Miran con ojos planos, imposible saber qué ven.
La corrosión que provocan sus deyecciones deteriora nuestro patrimonio, artístico, y menos artístico, arquitectónico y
urbano, de nuestras ciudades, desde Segovia a Venecia. Se utilizan sutiles
métodos para ahuyentarlas, como colocar pinchitos en las ventanas, de manera
que no puedan posarse tranquilas. Se inundan las ventanas de ingeniosos espantapájaros
sobre los que acaban descansando las pertinaces aves. Hay quien las ceba y caza
al cabo de los días, cuando han cogido confianza. Nada es suficiente, para cortar
de raíz el problema hace falta algo más que eso.

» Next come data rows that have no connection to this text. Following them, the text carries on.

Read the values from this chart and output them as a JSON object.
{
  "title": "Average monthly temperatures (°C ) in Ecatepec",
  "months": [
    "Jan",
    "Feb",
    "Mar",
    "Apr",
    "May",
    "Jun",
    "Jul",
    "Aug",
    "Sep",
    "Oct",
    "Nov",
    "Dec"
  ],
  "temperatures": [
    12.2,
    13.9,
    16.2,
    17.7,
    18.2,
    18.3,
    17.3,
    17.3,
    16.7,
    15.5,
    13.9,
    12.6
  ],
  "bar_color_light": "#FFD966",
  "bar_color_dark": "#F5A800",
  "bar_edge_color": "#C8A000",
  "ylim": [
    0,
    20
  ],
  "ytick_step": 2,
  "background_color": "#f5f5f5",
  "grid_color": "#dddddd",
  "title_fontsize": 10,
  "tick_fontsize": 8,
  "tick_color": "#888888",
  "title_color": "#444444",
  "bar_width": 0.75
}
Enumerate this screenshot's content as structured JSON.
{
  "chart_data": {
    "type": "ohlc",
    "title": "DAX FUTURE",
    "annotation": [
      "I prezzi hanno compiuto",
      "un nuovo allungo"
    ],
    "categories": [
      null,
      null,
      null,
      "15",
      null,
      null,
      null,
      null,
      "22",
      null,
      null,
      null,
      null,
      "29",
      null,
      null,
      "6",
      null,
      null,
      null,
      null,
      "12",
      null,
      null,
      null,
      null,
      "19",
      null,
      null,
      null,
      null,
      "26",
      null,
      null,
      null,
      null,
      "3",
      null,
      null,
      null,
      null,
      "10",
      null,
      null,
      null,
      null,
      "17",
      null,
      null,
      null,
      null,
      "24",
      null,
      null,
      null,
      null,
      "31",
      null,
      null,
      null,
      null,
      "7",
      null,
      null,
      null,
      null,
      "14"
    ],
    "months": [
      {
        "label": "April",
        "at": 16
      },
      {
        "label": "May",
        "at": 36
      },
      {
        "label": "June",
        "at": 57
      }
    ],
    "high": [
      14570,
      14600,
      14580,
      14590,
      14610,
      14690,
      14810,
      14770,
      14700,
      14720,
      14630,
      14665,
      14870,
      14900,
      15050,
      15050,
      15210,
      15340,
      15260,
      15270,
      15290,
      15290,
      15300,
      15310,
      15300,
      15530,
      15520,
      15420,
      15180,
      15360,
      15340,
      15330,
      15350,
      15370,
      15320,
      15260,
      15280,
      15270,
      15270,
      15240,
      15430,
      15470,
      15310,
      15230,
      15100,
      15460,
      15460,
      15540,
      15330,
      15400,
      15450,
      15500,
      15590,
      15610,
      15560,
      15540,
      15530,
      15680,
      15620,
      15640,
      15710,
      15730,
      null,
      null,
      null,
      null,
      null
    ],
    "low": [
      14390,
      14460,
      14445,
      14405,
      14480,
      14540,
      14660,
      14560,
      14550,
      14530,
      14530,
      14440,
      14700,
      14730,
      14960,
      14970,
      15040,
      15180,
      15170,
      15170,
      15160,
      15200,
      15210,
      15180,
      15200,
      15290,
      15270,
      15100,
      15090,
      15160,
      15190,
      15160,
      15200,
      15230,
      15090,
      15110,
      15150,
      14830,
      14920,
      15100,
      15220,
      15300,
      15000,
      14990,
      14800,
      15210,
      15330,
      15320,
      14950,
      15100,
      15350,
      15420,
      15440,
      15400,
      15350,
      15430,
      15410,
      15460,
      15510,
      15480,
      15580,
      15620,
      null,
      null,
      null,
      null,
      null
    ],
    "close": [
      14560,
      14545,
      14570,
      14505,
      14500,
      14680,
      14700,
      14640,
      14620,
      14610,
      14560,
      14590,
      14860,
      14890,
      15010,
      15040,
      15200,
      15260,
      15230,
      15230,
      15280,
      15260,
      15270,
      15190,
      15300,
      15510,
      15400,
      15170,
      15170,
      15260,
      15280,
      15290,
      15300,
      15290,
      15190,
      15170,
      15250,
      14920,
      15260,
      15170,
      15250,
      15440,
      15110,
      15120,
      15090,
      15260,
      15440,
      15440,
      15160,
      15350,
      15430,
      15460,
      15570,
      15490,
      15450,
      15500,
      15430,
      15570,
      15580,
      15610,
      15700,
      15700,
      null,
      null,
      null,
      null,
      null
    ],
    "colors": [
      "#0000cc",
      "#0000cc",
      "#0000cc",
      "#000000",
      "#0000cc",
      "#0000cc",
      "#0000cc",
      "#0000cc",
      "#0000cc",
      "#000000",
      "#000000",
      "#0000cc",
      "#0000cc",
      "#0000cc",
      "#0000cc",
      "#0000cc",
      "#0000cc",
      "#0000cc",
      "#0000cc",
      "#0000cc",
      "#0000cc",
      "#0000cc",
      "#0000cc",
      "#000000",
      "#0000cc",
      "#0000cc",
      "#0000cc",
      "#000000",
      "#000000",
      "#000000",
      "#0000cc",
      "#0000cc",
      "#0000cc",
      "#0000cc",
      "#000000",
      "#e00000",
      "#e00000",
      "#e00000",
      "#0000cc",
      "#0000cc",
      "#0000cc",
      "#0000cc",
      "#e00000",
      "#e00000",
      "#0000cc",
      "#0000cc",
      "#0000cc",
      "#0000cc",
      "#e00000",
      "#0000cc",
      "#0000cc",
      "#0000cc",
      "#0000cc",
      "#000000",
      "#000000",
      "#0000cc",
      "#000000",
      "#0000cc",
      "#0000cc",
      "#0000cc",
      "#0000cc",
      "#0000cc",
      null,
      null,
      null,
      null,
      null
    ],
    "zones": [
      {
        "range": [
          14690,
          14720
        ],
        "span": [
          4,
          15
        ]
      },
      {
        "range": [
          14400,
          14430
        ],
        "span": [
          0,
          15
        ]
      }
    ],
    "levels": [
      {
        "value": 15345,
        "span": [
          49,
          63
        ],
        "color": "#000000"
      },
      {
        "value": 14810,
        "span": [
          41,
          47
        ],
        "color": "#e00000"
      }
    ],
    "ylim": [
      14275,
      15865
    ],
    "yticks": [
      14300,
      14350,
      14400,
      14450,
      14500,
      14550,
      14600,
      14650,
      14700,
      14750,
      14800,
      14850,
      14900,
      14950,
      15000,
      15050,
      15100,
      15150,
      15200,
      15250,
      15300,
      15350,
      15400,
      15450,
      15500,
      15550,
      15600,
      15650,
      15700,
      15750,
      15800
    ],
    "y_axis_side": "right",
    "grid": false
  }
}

Y por otro lado ocurre que los cachorros de paloma, conocidos en los
ambientes como pichones, no existen. Se trata de un fenómeno de complejo
entendimiento, con mucho en común con el conocido de la ausencia de fallecidos
en la comunidad china que vive en Madrid. Probablemente asociado, el primero,
al tiempo que tardan en volar del nido los infantes.